Parents snapped away on their phones, as their kids flaunted new backpacks by the school’s front stairway. After the drop-off, they packed into the office to try to enroll or change their bus routes. One came back, too, after her daughter started bawling, to say another goodbye.

Superintendent Carol Birks.

Superintendent Carol Birks, who rode to Lincoln-Bassett on the school bus on Thursday morning, said this academic year will be about moving from assessing” to executing,” especially on the district’s school improvement plan.

She said that over the summer, all administrators read The Four Disciplines of Execution, a management how-to, and drew a pictorial representation” of what its lessons look like to them.

Birks said that there had been a few challenges” with the new bus routes, which lengthened the distance walk up to a half-mile, without notifying most parents until this week.
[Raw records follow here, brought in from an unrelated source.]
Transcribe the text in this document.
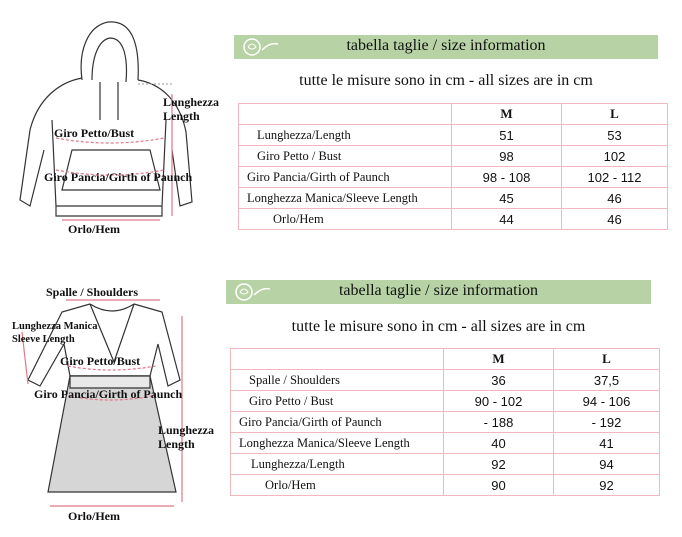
Lunghezza
Length
Giro Petto/Bust
Giro Pancia/Girth of Paunch
Orlo/Hem
tabella taglie / size information
tutte le misure sono in cm - all sizes are in cm
	M	L
Lunghezza/Length	51	53
Giro Petto / Bust	98	102
Giro Pancia/Girth of Paunch	98 - 108	102 - 112
Longhezza Manica/Sleeve Length	45	46
Orlo/Hem	44	46
Spalle / Shoulders
Lunghezza Manica
Sleeve Length
Giro Petto/Bust
Giro Pancia/Girth of Paunch
Lunghezza
Length
Orlo/Hem
tabella taglie / size information
tutte le misure sono in cm - all sizes are in cm
	M	L
Spalle / Shoulders	36	37,5
Giro Petto / Bust	90 - 102	94 - 106
Giro Pancia/Girth of Paunch	- 188	- 192
Longhezza Manica/Sleeve Length	40	41
Lunghezza/Length	92	94
Orlo/Hem	90	92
She said she’ll continue riding the morning school bus as much as I can” for the next couple weeks.

Birks also said that the district is not fully staffed up yet.

Four schools don’t have permanent principals. I believe in shared governance,” she said, explaining that she wants parents to weigh in on the permanent hires.

In the meantime, Birks has appointed interim leaders while she said searches are ongoing.

She tapped Eugene Foreman, Beecher’s assistant principal, for Augusta Lewis Troup; Tina Mitchell, Fair Haven’s assistant principal, for John C. Daniels; Peggy Moore, a retired Wilbur Cross principal, for Roberto Clemente; and Bonnie Pachesa, a retired Edgewood principal, for Quinnipiac.

Birks added that, when she last checked in with human resources on Friday, the district had about 50 vacancies for teachers, which are being temporarily filled by dozens of substitutes.

We’re making offers to teachers and teaching assistants,” she said.